Speaker: Shoji Itakura, Ph.D Professor, Department of Psychology, Kyoto University, Japan

Time: 2018-01-11 10:00 - 11:00

Venue: Room 1113, Wang Kezhen Building

Abstract: Technology is developing at an accelerating pace and rapidly transforming human civilization. Yet our evolved social apparatus, moral intuitions, and behavioral instincts are adapted to a pre-technological environment, and our culture is continually disrupted by scientific breakthroughs. Advanced technologies are changing how we learn, work, communicate, and even raise our children. There is a pressing need to understand how people harmoniously or disharmoniously integrate technology into their lives.
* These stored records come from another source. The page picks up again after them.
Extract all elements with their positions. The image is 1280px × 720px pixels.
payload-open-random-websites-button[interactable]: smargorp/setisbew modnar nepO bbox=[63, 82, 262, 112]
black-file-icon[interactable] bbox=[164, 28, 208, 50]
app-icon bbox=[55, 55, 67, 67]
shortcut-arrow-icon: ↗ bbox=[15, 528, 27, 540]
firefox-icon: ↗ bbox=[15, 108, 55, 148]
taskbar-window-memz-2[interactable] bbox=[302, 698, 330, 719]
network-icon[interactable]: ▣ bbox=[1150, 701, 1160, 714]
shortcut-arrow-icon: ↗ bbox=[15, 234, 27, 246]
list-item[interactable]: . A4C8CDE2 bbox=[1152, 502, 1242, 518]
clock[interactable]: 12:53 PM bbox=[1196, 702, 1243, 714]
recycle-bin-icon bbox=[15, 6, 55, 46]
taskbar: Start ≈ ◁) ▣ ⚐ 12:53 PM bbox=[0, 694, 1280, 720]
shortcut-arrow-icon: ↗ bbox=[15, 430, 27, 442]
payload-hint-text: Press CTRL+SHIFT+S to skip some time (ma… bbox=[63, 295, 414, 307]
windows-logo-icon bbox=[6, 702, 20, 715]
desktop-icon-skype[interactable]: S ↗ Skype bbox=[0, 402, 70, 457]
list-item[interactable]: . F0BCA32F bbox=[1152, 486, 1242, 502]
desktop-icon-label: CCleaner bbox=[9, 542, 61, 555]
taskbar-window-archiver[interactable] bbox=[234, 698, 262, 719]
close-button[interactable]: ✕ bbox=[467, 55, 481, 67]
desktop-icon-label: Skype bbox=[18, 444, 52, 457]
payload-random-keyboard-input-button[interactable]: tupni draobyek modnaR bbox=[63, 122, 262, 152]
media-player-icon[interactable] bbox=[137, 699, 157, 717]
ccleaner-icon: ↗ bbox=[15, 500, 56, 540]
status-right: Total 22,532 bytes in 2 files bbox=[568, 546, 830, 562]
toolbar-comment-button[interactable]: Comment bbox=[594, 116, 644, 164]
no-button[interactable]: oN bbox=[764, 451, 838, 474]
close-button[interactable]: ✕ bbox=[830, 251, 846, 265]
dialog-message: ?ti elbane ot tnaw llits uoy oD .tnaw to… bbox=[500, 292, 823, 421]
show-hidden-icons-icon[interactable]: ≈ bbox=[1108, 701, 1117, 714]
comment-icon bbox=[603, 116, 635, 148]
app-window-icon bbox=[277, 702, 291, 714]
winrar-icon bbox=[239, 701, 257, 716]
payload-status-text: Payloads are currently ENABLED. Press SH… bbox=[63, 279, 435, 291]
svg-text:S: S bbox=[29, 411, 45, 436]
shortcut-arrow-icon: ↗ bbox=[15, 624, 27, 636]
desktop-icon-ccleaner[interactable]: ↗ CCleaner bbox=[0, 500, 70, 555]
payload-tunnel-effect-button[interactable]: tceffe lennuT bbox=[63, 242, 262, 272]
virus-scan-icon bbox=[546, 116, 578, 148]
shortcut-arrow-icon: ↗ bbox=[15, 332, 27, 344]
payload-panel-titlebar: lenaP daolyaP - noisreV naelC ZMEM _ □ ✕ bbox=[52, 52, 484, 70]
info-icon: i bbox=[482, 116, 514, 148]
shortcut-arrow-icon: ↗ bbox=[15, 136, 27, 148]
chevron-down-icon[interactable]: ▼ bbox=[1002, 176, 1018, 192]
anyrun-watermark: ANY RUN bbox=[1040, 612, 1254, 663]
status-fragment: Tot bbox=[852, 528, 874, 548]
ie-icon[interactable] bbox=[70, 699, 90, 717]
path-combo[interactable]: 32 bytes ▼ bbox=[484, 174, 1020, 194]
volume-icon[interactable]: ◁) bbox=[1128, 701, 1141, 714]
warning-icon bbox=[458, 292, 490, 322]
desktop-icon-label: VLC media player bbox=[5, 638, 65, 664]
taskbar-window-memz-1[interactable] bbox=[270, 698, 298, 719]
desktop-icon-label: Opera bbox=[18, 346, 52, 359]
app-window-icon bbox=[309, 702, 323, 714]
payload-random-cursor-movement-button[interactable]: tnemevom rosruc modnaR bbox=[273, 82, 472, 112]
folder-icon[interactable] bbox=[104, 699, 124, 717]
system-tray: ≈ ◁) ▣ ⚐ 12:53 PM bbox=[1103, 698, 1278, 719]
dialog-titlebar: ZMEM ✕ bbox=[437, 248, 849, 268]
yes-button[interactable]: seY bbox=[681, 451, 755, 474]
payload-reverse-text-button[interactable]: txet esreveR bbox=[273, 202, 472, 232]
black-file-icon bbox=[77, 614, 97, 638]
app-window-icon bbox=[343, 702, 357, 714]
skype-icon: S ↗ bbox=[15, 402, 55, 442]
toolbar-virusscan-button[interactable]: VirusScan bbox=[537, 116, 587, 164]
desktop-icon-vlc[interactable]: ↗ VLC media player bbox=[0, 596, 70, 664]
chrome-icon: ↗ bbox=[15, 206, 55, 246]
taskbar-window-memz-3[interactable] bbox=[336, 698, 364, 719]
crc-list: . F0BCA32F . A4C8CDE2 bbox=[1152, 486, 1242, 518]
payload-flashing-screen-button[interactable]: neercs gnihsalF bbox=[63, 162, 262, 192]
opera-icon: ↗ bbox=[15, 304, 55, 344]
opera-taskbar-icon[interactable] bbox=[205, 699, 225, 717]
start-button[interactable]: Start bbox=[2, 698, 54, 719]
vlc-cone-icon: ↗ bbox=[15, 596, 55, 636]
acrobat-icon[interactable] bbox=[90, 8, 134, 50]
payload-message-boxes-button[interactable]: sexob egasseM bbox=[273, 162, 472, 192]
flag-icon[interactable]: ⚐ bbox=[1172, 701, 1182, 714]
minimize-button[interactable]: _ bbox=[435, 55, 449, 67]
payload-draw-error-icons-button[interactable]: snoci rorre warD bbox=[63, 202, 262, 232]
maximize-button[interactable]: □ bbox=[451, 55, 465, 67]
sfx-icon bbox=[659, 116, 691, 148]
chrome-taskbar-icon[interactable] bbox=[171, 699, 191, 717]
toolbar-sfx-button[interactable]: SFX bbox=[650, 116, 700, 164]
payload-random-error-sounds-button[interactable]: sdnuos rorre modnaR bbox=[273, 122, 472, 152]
Our symposium explores the psychology of electronic communication, nonhuman agency, anthropomorphizing machines and computers, and technologically enhancing human abilities.

In Experiment 1, 50 two-year-old children were tested to examine whether they could reproduce the target outcome of a robot in a goal reenactment paradigm developed by Meltzoff (1995). The results show that the children were not only able to reproduce the target action which had been produced by the robot, but were also able to complete the same task when the robot was shown to attempt, but fail, to produce the action. However, it was essential that the robot mimicked human behavior suggesting intention, such as gazing at a partner and at the object being manipulated, in order to induce children to produce the target outcome in the failed attempt condition. In Experiment 2, standard False Belief Task with a robot was conducted to investigate whether preschoolers attribute the false belief to a robot or not. Results suggested that the children attribute the false belief to a robot but not mental verb to it.